My basic rule: one track that I like...not going to buy the album. Two tracks...now we might have something. Three? A must-buy!

It took until sometime in the 90's, when I noticed that Record Town, in the Jefferson Valley Mall, had a discount bin of old cassettes and low and behold, there sat "Body and Soul." I don't think it cost me more than five dollars (and might have even been $1.99). So the price was right, yet all I played was "You Can't Get What You Want (Till You Know What You Want)" until finally, one day, I convinced myself to give the rest of the tape a spin (work with me here; it's a metaphor).

I liked what I heard. I also decided that this album was one of those that "belongs to me." What I mean by that is - think about it - how many times have you been among other people, and music comes up? So you start talking...Beatles...Stones...Springsteen...you know the drill now. Sometimes it gets personal. Yet if you say "Joe Jackson", you might get a reaction (and I have friends who would definitely respond). Now, drop "Body and Soul" and you might get looks (in our latter day, known as "WTF?")

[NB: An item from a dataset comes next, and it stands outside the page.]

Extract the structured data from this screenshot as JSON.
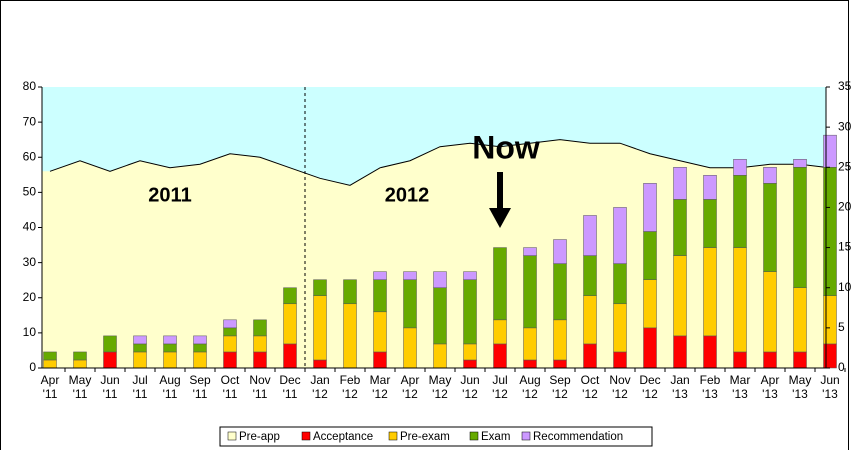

Bottom line: if somebody is scanning my CD collection (or looking in my iTunes) I almost guarantee that they won't be asking me to burn "Body and Soul" for them.

As such, this album is mine. A guilty pleasure, with punch-in-the-gut hurts like "Not Here, Not Now" (hiding a crashing relationship) and "Be My Number Two" (moving on, perhaps not so gracefully). Yet there are some happy bouncers, like "Go for It", with a personal favorite line:
"Think of Babe Ruth and you'll think of hot dogs and beer. But if he can hit a home run, so can you, and your weight is just nowhere near."
A more complete review of the album, from Rolling Stone, is here.

This is hardly the only album I have like this. In fact, I'd probably say I have several. Sure, I've got the no-brainers, like "Born to Run", "Sgt. Pepper's Lonely Heart's Club Band", "Hotel California" "Exile on Main Street", "Dark Side of the Moon", and so on, but I also have these strange, offbeat albums that seem to strike a different note. I know I'm not alone in this regard.

To repeat: music is very personal.

2 comments:

Jon said...

As you know, I have A LOT of albums like this. I usually shy away from giving people a "top ten favorite album" list, b/c it will just lead to a 15 minute discussion on who a lot of the bands are, or more often than not, blank stares. :-)

Rob Adams said...

You were one of the people I was thinking of when I wrote this, so I knew you would understand.